Australian singer Chrissie Amphlett and her band The Divinyls were considered an anomaly on the music scene. It was rare in to see a strong woman front an all-male band, and not many women had done this. People like Chrissie, Debbie Harry and Stevie Nicks were among the few who led the charge for women to be empowered through music and entertainment.

“I Touch Myself” became an international hit in 1991 when it reached No. 4 on the Billboard Hot 100, No. 10 in the U.K. and No. 1 in Australia, and had radio programmers around the world pondering whether the song was too naughty to spin.

In 2010 Chrissie was diagnosed with breast cancer and unfortunately passed away in April 2013. In fact she went to the doctors twice for mammograms which failed to detect the cancer, and it was only through continuous self-checks that allowed her to determine she had cancer.

Before she died, she decided to rework her hit anthem into a different type of empowering message and launched the ‘I Touch Myself‘ project. The song morphed into one that encouraged women to touch themselves to check for and prevent breast cancer.

And now the Cancer Council of NSW in Australia has decided to officially re-launch the song with a bevvy of female singers from down under as a powerful message of hope, power, and courage. Singers such as Olivia Newton-John, a breast cancer survivor herself, Sarah Blasko, Katie Noonan, Deborah Conway, and Suze Demarchi appear in the new video all singing snippets of the iconic song a capella in a chilling way that will bring tears to your eyes.

Chrissie-amphlett-the-divinyls

Chrissie’s husband and fellow band member Charlie Drayton told the Daily Telegraph in Australia that the 53 year old was a force to be reckoned with while she was alive and that this campaign is going to be a legacy of her strong spirit which will encourage other women.

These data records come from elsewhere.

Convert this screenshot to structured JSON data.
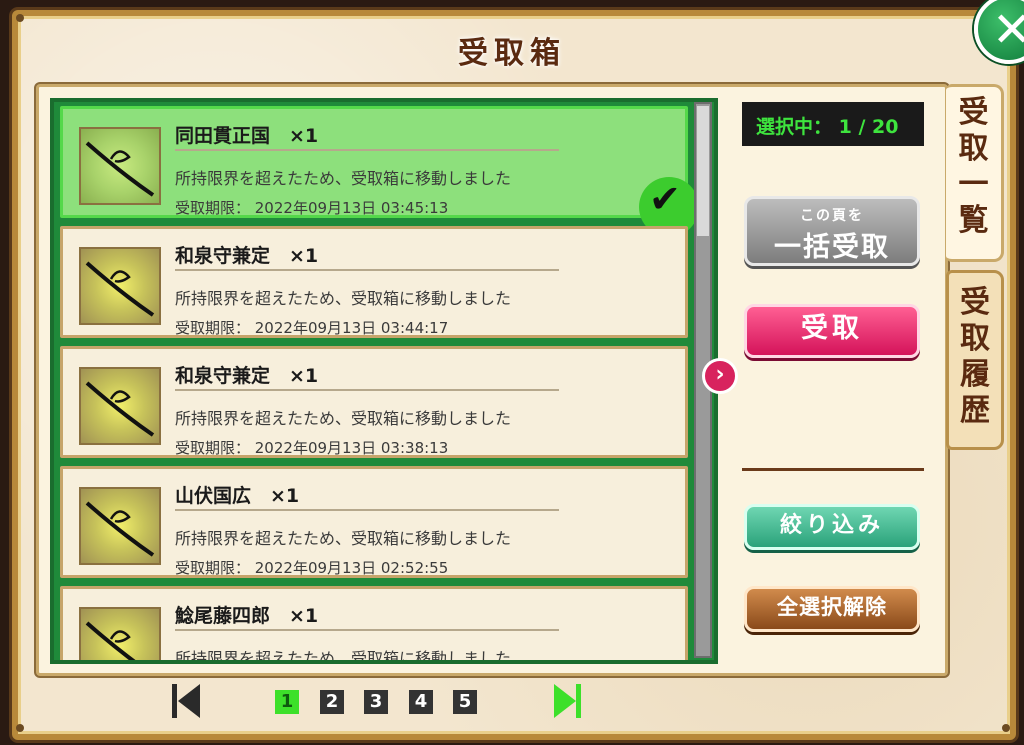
{
  "header": {
    "title": "受取箱"
  },
  "selection": {
    "count_text": "選択中： 1 / 20"
  },
  "items": [
    {
      "name": "同田貫正国　×1",
      "description": "所持限界を超えたため、受取箱に移動しました",
      "deadline": "受取期限： 2022年09月13日 03:45:13",
      "selected": true
    },
    {
      "name": "和泉守兼定　×1",
      "description": "所持限界を超えたため、受取箱に移動しました",
      "deadline": "受取期限： 2022年09月13日 03:44:17",
      "selected": false
    },
    {
      "name": "和泉守兼定　×1",
      "description": "所持限界を超えたため、受取箱に移動しました",
      "deadline": "受取期限： 2022年09月13日 03:38:13",
      "selected": false
    },
    {
      "name": "山伏国広　×1",
      "description": "所持限界を超えたため、受取箱に移動しました",
      "deadline": "受取期限： 2022年09月13日 02:52:55",
      "selected": false
    },
    {
      "name": "鯰尾藤四郎　×1",
      "description": "所持限界を超えたため、受取箱に移動しました",
      "deadline": "",
      "selected": false
    }
  ],
  "buttons": {
    "bulk_small": "この頁を",
    "bulk_big": "一括受取",
    "receive": "受取",
    "filter": "絞り込み",
    "deselect_all": "全選択解除"
  },
  "tabs": {
    "list": "受取一覧",
    "history": "受取履歴"
  },
  "pagination": {
    "pages": [
      "1",
      "2",
      "3",
      "4",
      "5"
    ],
    "current": "1"
  },
  "icons": {
    "close": "close-icon",
    "next": "chevron-right-icon",
    "check": "checkmark-icon",
    "first": "first-page-icon",
    "last": "last-page-icon"
  },
  "colors": {
    "accent_green": "#3de02a",
    "receive_pink": "#d4135a"
  }
}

“Twenty years ago, saying “I touch myself” on a record was so controversial. Chrissy would wish people didn’t think so one-dimensionally about it. She had the opportunity to sell that song visually and politically as a frontwoman in a band,” he says.

“The common denominator for the corporate machine was to make money, but she wanted people to reach deeper and find their own meaning with which to engage.”

“She would have wanted us to be more in touch with ourselves and to listen to what’s going on inside physically, and to be more in charge of our destiny and not to wait for doctors or advisers to be in charge for us — which is why we launched the I Touch Myself Project.”

The first line of the song being “I love myself” is a chilling forethought for what was to become of the song eventually. At the end of the video the camera pulls back and we see a woman reveal scarring on her breasts in a jarring image.

Well done Cancer Council of Australia for putting together such a beautiful video for an important message. Chrissie your spirit will forever live on and inspire so many women around the world that their life is precious, and not to live being afraid.